One area of feminine crime which has not changed that much with the passage of time is prostitution.  It has strongly resisted any and all attempts at reform in the UK and Ireland on the basis that while society’s general make up may alter Christian values still hold sway and religion itself tends towards a patriarchal stand point.  I have not the space here to do justice to the topic nor to give sufficient depth of analysis but it is true that in many patriarchal societies the only thing of value that a woman had to sell was her physical form.  From Irish Brehon law, which saw prostitutes as less than people and void of an honour price, to the Victorian period were prostitution itself was illegal, but generally overlooked.  It was only when these outcast and despised members of society were accused of being disorderly or ‘nuisance prostitutes’ that they felt the force of the legislation or criminal proceedings. 

                Little or none of the legislation which was introduced to govern prostitution was made to deal with those who utilised prostitutes, which were mostly men.  Pat Carlen argues that this was largely due to the fact that male sexual acts had few visible results, the man bore no outward sign of the ‘disgrace’ associated with the using prostitutes while ‘[w]omen’s sexual misdemeanours’ often resulted in pregnancy (Carlen, 1983 P28)

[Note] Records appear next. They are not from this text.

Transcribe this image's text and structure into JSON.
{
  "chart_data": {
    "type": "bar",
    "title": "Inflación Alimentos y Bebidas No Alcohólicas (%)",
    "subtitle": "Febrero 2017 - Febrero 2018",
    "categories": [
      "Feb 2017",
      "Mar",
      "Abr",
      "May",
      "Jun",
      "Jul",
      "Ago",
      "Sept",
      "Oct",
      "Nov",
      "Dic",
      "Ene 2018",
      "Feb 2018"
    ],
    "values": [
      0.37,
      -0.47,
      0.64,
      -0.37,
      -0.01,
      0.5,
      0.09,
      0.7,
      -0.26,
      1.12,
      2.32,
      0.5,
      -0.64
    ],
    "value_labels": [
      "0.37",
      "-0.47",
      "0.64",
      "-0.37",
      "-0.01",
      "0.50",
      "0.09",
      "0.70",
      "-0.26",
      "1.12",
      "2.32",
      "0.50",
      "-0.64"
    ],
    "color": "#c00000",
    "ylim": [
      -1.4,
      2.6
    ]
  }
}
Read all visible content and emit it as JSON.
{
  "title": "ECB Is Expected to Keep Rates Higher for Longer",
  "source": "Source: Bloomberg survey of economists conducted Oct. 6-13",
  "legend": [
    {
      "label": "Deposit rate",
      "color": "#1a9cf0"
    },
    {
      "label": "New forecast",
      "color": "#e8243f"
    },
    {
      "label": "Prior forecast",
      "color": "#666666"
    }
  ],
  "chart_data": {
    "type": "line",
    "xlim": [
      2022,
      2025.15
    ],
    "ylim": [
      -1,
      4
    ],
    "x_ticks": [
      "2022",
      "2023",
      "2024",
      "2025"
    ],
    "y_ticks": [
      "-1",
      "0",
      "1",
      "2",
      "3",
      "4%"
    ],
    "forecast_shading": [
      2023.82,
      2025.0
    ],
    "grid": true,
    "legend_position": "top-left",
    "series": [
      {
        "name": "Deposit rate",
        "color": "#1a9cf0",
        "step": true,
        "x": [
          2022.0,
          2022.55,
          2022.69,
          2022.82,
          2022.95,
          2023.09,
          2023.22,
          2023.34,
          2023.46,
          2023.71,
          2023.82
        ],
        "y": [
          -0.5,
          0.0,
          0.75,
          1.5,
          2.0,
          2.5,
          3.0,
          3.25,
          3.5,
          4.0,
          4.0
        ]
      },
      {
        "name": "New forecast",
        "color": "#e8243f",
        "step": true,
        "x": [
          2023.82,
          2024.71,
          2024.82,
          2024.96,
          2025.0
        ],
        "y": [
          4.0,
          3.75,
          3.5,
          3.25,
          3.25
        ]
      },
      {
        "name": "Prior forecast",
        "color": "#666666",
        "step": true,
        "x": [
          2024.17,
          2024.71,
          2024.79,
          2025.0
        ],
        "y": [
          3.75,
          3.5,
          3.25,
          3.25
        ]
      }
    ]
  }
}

In much the same way in which the Contagious Diseases Act 1864-1869 made women bear the blame for the spread of sexual disease but did nothing to deter the men that used prostitutes.  Women could be harassed and imprisoned in hospitals on suspicion of having a sexually transmitted disease while the men who through the use of multiple prostitutes and sexual partners bore none of the responsibility.  Indeed there were critics at the time who claimed that the Act did nothing but encourage the use of prostitutes as it ensured that the women who did sell their bodies were ‘safer’ as they were more likely to be free of infection.  The nurse Florence Nightingale was one of many women who signed the ‘Women’s Protest’, which was eventually resulted in the repeal of the Act in 1886.